- Texte visé : Texte de la commission sur le projet de loi, après engagement de la procédure accélérée, d’urgence pour la protection et la souveraineté agricoles (n°2632)., n° 2765-A0
- Stade de lecture : 1ère lecture (1ère assemblée saisie)
- Examiné par : Assemblée nationale (séance publique)
À l’alinéa 4, supprimer les mots :
« en priorité ».
La compensation environnementale a été modifiée par la loi industrie verte, avec l’ajout de la notion de « proximité fonctionnelle » et la création des sites naturels de compensation, restauration et renaturation (SNCRR). Ces évolutions, combinées aux coefficients appliqués pour la compensation environnementale, entraînent une augmentation du rachat de foncier, notamment agricole, pour répondre aux obligations de compensation.
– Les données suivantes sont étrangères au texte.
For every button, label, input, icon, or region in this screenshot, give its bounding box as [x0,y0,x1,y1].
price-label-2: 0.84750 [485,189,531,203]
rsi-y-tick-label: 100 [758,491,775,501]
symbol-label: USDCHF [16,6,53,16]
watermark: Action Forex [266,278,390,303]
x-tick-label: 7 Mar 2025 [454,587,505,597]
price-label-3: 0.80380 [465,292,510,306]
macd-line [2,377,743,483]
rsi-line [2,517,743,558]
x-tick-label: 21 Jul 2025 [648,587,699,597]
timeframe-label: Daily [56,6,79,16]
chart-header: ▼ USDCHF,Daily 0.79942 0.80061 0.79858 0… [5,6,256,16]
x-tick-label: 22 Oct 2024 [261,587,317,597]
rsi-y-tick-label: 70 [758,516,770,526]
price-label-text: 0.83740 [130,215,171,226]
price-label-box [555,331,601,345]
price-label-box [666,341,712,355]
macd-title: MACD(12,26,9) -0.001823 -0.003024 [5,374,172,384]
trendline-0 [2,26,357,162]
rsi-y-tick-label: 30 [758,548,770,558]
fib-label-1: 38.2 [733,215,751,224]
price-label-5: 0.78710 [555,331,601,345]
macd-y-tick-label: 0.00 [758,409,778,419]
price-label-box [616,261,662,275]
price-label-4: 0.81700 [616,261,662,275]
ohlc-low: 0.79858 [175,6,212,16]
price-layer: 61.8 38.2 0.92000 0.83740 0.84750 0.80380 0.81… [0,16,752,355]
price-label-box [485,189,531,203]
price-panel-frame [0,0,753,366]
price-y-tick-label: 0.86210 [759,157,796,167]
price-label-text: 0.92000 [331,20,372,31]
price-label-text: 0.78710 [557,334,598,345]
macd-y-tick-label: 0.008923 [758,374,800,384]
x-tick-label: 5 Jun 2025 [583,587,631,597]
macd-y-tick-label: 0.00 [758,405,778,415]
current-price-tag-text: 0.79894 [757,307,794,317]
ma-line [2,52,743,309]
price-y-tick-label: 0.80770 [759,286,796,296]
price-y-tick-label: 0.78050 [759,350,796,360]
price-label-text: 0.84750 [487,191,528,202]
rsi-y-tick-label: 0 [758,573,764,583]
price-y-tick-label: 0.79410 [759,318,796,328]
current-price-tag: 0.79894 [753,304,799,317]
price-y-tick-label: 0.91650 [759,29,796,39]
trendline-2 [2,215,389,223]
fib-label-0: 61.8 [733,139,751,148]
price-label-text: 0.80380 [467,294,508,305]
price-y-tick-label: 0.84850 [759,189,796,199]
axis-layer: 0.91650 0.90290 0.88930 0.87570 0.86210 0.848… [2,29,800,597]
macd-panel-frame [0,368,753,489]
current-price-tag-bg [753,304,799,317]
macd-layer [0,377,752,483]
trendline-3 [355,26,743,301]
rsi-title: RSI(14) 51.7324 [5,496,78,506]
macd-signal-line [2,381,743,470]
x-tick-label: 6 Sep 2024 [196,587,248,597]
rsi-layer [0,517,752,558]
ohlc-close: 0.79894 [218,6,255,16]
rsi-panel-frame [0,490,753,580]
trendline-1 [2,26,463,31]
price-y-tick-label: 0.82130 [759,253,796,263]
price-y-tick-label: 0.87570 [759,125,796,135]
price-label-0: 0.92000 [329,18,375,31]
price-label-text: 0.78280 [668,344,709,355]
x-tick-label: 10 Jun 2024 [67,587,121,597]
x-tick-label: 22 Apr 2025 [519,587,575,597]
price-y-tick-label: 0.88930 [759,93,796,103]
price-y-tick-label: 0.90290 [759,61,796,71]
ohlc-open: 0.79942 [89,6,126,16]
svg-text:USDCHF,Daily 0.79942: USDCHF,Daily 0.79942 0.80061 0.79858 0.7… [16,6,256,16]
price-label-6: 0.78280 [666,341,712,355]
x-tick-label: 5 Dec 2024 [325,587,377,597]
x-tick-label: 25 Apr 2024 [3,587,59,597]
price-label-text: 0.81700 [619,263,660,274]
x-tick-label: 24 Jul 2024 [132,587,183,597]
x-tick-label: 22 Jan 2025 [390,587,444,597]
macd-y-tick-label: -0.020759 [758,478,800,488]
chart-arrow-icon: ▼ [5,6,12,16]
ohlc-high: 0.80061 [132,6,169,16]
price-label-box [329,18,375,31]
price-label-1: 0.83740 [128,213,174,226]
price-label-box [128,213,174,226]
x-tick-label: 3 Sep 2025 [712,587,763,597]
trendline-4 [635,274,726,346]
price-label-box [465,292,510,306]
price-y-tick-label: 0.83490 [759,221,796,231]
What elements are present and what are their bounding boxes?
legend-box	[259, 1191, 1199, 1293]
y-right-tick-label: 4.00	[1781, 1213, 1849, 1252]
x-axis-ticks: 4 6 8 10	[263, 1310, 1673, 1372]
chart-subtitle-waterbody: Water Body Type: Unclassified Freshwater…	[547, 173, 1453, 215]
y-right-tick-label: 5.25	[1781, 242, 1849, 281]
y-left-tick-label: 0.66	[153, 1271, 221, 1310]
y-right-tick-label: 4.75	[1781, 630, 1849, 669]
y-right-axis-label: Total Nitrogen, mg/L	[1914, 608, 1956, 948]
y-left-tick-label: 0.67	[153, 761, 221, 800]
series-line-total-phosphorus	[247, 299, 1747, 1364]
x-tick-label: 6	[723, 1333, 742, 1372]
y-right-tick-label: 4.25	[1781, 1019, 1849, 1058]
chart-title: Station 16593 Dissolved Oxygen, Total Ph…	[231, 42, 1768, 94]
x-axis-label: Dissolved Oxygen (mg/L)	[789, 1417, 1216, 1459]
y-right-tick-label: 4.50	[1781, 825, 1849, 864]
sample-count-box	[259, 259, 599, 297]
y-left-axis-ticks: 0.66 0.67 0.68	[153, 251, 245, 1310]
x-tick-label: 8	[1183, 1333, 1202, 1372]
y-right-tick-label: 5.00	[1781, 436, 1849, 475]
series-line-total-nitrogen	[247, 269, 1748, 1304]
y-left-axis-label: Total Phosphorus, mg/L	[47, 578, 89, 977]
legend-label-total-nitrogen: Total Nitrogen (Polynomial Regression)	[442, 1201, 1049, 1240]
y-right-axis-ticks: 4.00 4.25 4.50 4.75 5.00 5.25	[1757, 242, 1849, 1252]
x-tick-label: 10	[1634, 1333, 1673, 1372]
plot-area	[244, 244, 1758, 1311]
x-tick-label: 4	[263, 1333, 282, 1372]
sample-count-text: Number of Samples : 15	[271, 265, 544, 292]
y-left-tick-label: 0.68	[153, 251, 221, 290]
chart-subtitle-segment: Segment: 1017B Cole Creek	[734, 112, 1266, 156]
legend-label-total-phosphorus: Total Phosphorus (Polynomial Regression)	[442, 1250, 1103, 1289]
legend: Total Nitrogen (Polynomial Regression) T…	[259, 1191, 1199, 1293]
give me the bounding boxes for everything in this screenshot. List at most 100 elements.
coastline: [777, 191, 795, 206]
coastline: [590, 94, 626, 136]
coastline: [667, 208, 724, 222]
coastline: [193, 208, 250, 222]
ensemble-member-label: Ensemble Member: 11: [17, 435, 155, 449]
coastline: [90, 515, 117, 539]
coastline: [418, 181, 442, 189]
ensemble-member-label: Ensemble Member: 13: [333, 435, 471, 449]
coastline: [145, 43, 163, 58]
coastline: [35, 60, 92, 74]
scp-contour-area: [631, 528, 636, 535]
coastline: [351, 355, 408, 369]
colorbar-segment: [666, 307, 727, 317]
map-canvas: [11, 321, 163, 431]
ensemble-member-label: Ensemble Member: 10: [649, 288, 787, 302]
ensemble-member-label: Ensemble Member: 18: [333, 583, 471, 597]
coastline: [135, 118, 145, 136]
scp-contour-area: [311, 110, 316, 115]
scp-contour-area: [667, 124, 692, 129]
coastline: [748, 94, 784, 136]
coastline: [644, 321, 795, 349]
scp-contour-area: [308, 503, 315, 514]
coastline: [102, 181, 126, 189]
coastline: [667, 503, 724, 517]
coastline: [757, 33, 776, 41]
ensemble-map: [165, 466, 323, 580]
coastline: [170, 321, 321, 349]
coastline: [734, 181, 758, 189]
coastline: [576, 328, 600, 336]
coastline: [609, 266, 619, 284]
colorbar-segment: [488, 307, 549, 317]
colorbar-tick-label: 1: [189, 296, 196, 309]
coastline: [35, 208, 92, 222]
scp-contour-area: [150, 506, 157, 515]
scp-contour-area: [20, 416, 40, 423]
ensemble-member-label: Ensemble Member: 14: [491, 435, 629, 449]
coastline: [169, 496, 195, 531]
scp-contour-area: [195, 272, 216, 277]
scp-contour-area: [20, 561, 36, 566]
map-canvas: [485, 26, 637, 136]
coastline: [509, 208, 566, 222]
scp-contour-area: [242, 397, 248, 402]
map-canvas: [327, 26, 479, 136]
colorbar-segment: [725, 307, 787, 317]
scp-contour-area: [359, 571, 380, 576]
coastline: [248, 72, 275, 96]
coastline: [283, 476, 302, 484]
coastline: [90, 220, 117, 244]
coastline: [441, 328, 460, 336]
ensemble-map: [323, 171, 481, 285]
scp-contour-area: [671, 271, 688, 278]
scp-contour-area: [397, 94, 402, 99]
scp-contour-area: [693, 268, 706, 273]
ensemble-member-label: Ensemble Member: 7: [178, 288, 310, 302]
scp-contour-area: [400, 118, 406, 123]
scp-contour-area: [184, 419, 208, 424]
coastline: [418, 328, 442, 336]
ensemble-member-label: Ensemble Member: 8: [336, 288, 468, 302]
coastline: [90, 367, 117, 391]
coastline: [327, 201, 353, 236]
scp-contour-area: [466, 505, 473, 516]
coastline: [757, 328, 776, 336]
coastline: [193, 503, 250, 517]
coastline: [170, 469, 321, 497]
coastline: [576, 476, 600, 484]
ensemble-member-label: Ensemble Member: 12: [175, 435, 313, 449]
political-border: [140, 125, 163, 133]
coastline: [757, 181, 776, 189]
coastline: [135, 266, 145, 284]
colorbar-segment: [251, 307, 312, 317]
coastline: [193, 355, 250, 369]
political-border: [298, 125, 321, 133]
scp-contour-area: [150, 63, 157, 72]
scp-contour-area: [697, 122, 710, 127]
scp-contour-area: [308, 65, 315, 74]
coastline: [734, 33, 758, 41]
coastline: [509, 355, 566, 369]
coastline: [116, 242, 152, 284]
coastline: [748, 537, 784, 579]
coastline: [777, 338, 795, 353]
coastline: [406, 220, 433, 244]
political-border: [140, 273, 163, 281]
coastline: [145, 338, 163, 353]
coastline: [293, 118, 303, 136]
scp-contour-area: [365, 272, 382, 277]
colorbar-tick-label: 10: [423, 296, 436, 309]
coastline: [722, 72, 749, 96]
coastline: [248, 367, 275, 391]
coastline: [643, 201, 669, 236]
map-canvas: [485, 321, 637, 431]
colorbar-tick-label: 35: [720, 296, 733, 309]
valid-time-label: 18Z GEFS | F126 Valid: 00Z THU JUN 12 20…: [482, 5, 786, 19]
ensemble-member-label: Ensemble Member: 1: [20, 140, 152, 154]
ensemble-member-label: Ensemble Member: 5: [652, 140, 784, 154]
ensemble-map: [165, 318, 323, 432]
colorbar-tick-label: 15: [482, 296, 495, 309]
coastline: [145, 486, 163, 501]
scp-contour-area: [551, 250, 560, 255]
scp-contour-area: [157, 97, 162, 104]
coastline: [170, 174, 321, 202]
Par exemple, sur le territoire de Dunkerque, les obligations de compensation pour les travaux du port concernent 1 500 hectares, voire plus.
Dans ce contexte, les agriculteurs subissent une double peine : la perte de surface liée au projet lui-même et la perte de surface liée à la compensation. C’est pourquoi cet amendement vise à supprimer la possibilité d’effectuer des mesures de compensation sur des terres agricoles, qui doivent être préservées pour répondre aux enjeux de souveraineté agricole et alimentaire.
Cet amendement a été travaillé avec la FNSEA.